THE PARTISANS: Underground Printing in WW2 Yugoslavia

Friday, October 20, 2017
Marshall D. Shulman Seminar Room (1219 International Affairs Building)

Please join the Njegos Endowment for Serbian Language and Culture at Columbia University’s East Central European Center and the Harriman Institute for a presentation by art historians Daša Pahor and Alex Johnson, proprietors of Antiquariat Daša Pahor in Munich, a boutique dealer of unusual printing, underground publications, rare broadsides, and separately issued maps and manuscripts.


The Yugoslav Partisans were the most successful resistance movement against the Axis occupation of
 Europe during World War II. During the four years of their existence they formed a complete underground society with their own distinct propaganda, social customs, visual culture, literature, performing arts, schools, legal and governmental systems, communication networks and methods of conducting guerrilla and conventional warfare. Amazingly, most of their publications were printed by clandestine, or underground, presses hidden from their enemies within occupied Yugoslavia. The corpus of their surviving prints is diverse, highly sophisticated in content, and often of considerable artistic virtue. These pamphlets, broadsides and newssheets were of an ephemeral nature, often published by unusual printing techniques, and are today rare, many exceedingly so.

This presentation will demystify the inherently secretive world of Yugoslavian Partisan Underground printing for the first time to a Western audience, showcasing actual examples of some of the rarest and most important works. It promises to entertain and intellectually engage, as well as to reveal ingenious and authentic expressions of the human condition during one of the most trying and dramatic periods in history.

About the Speakers

Daša Pahor and Alex Johnson are a husband and wife team and are the proprietors of Antiquariat Daša Pahor based in Munich, Germany, a boutique dealer specialized in unusual printing, underground publications, rare broadsides, and separately issued maps and manuscripts. Both Daša and Alex are academic art historians and historians by background and apply their passion for research to the objects they purvey. Antiquariat Daša Pahor’s assists institutions on five continents with developing archives of unusual, yet historically important, works.

Daša Pahor (*1977 in Slovenia) holds a Ph.D. in History of Art from the University of Ljubljana. Her doctoral thesis analyzed the Tradition of the Gothic Architecture in the 16th and 17th Centuries in Slovenia. A recognized expert on art, architecture and print culture, Daša’s primary fields of interest include the Balkans and South-Eastern Europe. In the last few years, Daša had built upon her life-long fascination with the Yugoslav Partisans to assemble collections of Partisan Underground printing, unrivalled in their quality and size, for institutions on both sides of the Atlantic. In the process, she has made many new discoveries, gaining insights that have a profound impact upon the overall appreciation of the field.

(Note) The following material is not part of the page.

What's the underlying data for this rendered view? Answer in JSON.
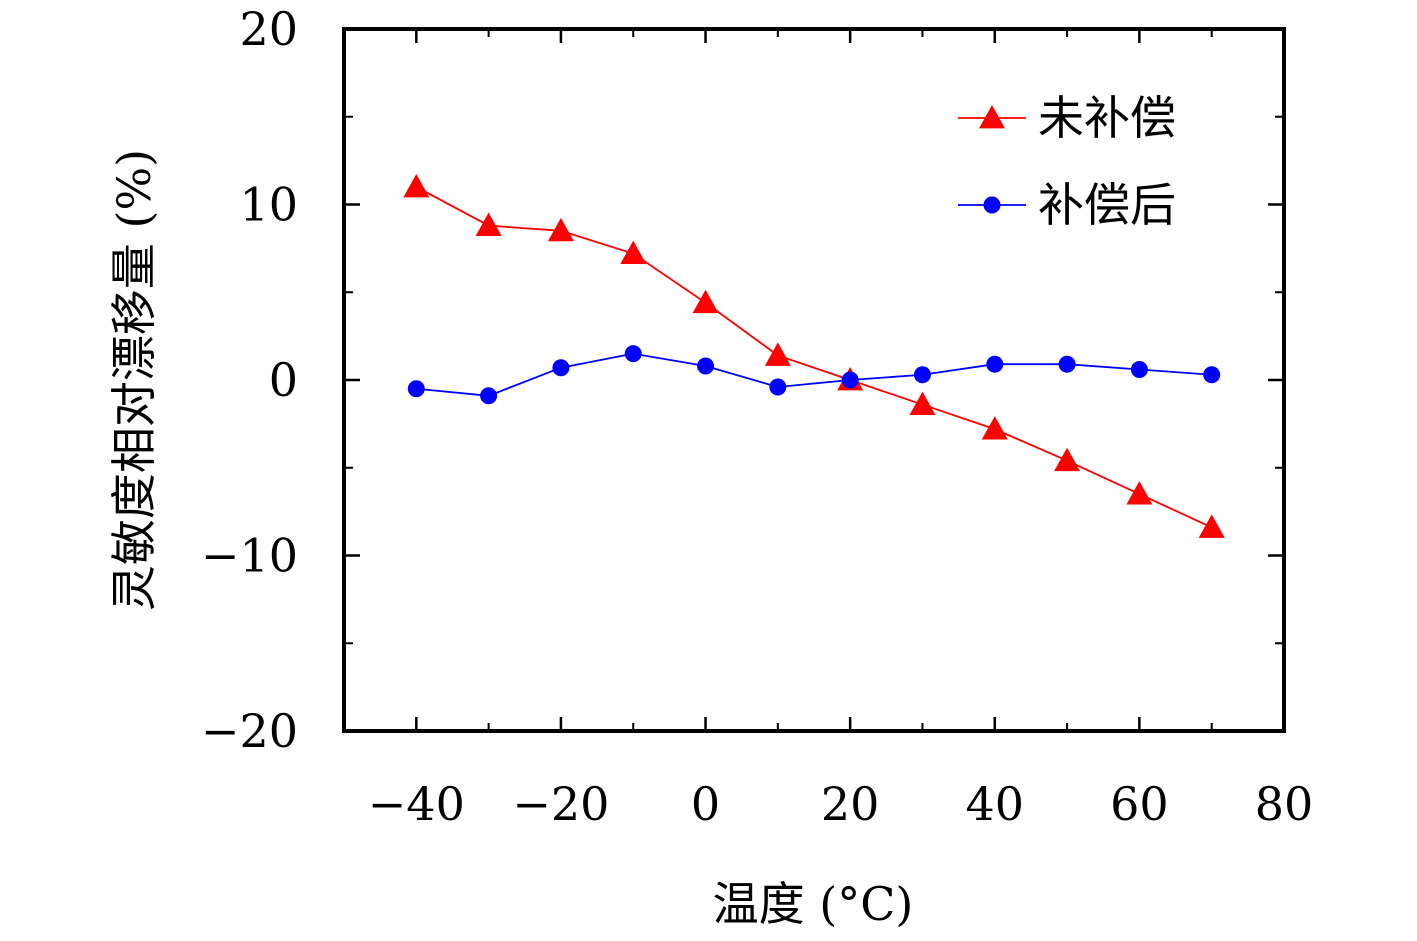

Alexander (“Alex”) Johnson (*1977 in Canada) holds a Ph.D. in History from the University of Exeter, England, and is an international authority on cartography, in particular the mapping of the former British Empire. He is the author of The First Mapping of America: The General Survey of British North America (London: I.B. Tauris, 2017) and co-author (with Dr. Vivek Nanda) of Cosmography to Cartography: A Cultural Journey of Indian Maps (Hyderabad, January 2018). Aside from cartography, one of Alex’s key fields of interest is unusual printing techniques and clandestine printing, leading to his particular fascination with Partisan Underground publishing. As a natural ‘storyteller’, he has done much to place the recent discoveries in the field within their proper historical narrative.